When to Approach with Caution:
- Fluctuating Income: If your income is unpredictable or likely to decrease in the near future, taking on additional debt through a HELOC could strain your finances. Ensure you have a stable source of income to cover the potential repayment obligations before proceeding.
- Rising Interest Rates: HELOCs often come with variable interest rates, meaning your monthly payments could increase if interest rates rise. Assess whether you can afford potential payment fluctuations, especially if you’re already stretching your budget thin.
- Overleveraging: Using a HELOC to fund non-essential expenses or to maintain a lifestyle beyond your means can lead to overleveraging and financial hardship down the road. Be mindful of borrowing more than you can comfortably repay and prioritize needs over wants.
- Impending Life Changes: If you anticipate significant life changes, such as retirement or sending a child to college, carefully consider how a HELOC fits into your long-term financial plans. Factor in potential changes to your income and expenses to avoid being caught off guard.
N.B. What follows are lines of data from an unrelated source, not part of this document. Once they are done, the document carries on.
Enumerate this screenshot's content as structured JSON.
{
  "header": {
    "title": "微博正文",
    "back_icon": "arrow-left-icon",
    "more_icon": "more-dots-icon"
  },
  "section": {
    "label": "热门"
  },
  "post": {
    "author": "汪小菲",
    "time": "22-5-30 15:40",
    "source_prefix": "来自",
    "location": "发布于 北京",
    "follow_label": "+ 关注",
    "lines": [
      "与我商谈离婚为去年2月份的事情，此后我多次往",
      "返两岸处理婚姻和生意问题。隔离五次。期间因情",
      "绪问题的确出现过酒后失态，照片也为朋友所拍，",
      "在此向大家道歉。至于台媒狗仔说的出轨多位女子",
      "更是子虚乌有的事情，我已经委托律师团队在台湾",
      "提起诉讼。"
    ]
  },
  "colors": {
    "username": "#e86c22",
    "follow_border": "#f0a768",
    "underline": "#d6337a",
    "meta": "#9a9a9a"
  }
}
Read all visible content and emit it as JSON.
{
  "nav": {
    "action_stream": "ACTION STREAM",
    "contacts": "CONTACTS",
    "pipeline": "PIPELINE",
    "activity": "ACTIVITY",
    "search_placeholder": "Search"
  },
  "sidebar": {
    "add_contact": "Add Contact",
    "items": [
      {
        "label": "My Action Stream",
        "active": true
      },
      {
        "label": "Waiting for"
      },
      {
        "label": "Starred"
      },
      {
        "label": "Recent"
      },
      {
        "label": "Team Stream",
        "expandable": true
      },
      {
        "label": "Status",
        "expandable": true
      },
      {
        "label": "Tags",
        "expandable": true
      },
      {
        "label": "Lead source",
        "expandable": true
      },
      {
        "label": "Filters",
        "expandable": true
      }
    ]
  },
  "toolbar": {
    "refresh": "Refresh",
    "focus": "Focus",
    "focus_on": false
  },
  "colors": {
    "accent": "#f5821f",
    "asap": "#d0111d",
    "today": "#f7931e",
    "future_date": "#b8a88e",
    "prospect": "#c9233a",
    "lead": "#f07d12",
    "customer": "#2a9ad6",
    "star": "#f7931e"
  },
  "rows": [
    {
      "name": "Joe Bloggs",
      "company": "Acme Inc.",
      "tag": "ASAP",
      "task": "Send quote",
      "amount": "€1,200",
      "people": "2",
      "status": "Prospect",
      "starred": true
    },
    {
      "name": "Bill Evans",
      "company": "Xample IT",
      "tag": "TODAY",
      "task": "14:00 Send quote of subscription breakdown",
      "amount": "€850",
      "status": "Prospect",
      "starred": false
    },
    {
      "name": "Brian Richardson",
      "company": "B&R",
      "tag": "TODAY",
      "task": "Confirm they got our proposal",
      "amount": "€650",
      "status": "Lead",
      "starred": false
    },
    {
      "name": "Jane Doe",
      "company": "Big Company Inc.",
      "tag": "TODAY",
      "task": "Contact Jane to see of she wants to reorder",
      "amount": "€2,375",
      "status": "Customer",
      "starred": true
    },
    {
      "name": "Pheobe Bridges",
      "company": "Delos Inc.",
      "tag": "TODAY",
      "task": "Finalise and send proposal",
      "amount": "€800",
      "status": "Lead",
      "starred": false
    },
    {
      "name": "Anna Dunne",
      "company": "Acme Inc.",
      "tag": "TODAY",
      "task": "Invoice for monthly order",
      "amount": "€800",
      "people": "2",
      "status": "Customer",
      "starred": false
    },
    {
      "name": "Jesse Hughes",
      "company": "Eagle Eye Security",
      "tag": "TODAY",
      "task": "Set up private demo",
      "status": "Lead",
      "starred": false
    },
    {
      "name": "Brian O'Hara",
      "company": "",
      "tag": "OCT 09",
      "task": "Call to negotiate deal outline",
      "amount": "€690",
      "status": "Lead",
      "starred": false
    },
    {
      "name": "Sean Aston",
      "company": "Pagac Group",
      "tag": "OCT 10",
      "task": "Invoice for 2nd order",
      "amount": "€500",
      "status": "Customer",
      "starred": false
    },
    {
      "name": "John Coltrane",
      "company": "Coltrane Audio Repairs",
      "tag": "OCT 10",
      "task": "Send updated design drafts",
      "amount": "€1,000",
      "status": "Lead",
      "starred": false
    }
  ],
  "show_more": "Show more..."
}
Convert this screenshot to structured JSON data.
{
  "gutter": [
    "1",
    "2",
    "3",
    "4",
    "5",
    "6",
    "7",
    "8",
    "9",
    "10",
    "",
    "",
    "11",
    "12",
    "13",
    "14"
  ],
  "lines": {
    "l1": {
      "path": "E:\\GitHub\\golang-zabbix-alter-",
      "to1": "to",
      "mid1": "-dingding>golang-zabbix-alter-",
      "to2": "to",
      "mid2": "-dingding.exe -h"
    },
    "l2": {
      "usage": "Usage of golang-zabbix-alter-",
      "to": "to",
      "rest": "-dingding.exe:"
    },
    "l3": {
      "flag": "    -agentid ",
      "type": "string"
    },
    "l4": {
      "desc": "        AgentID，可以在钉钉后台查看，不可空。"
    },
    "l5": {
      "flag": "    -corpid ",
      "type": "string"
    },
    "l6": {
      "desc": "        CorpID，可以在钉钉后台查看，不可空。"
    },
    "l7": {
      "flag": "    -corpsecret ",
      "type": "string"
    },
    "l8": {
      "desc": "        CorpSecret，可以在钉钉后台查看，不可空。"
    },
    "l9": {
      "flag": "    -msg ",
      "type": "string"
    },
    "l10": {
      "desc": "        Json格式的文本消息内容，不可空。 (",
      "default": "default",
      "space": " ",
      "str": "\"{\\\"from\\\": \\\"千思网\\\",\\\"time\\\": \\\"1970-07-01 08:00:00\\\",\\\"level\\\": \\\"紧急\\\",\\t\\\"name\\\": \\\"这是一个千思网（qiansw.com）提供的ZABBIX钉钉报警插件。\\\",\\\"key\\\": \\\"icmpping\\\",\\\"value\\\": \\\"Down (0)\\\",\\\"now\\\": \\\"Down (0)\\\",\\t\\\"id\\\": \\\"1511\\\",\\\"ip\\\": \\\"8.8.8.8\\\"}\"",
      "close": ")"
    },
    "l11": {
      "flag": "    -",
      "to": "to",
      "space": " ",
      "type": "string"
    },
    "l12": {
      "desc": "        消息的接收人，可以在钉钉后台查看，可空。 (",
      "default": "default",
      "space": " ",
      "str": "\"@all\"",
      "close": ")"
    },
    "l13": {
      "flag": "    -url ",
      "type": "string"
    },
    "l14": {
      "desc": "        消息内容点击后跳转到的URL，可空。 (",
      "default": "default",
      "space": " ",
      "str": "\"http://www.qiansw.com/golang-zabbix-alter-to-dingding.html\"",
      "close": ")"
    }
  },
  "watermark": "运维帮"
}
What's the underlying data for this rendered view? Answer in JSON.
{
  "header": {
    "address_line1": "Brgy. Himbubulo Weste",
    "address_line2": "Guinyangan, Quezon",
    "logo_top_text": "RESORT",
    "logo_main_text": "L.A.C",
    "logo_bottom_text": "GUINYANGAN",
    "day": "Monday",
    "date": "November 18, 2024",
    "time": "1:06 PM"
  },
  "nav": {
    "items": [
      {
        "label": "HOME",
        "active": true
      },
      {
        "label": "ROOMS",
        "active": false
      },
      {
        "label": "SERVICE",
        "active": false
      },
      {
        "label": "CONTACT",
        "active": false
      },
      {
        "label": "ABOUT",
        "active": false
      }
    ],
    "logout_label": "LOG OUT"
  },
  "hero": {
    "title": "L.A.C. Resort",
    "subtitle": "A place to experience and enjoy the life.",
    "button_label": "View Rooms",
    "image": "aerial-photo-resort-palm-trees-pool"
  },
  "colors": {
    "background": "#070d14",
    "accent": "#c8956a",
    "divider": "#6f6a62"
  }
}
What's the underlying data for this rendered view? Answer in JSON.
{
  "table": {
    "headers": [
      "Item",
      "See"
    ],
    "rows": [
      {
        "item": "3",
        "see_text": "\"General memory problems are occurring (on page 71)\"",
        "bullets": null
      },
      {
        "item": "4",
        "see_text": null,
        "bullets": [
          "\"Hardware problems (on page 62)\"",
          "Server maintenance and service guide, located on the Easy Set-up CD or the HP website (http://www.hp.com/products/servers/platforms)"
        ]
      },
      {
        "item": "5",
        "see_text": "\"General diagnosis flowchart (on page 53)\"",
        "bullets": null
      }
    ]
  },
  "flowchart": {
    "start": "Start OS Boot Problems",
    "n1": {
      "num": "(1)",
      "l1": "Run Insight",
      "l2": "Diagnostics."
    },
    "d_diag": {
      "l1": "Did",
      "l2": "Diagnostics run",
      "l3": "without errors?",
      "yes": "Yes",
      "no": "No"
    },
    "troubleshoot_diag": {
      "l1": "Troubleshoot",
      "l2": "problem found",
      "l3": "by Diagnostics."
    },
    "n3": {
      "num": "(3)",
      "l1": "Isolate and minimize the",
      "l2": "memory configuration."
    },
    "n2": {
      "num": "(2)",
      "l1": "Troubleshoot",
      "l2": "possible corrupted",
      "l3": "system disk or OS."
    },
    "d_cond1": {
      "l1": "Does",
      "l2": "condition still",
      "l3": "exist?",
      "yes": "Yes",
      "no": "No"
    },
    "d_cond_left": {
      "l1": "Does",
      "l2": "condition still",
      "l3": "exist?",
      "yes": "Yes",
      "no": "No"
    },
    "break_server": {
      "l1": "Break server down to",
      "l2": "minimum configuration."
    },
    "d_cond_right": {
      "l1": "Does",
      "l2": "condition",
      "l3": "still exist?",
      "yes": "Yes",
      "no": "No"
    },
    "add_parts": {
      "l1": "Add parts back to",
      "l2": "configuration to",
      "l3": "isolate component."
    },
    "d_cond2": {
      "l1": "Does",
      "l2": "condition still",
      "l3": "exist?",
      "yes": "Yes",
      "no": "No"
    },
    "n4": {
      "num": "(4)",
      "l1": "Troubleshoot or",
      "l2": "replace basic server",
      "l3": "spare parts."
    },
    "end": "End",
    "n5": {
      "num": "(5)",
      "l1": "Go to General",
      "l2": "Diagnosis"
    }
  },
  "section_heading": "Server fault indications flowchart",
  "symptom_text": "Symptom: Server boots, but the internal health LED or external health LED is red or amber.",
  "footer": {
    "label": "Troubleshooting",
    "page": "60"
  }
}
In conclusion, a HELOC can be a valuable financial tool when used judiciously and in alignment with your goals and circumstances. Before pursuing a HELOC, carefully weigh the potential benefits against the risks and consider consulting with a financial advisor to ensure it aligns with your overall financial strategy.
Remember, your home is not just a roof over your head but also a significant financial asset. Treat decisions regarding its equity with the same care and consideration as you would any other investment.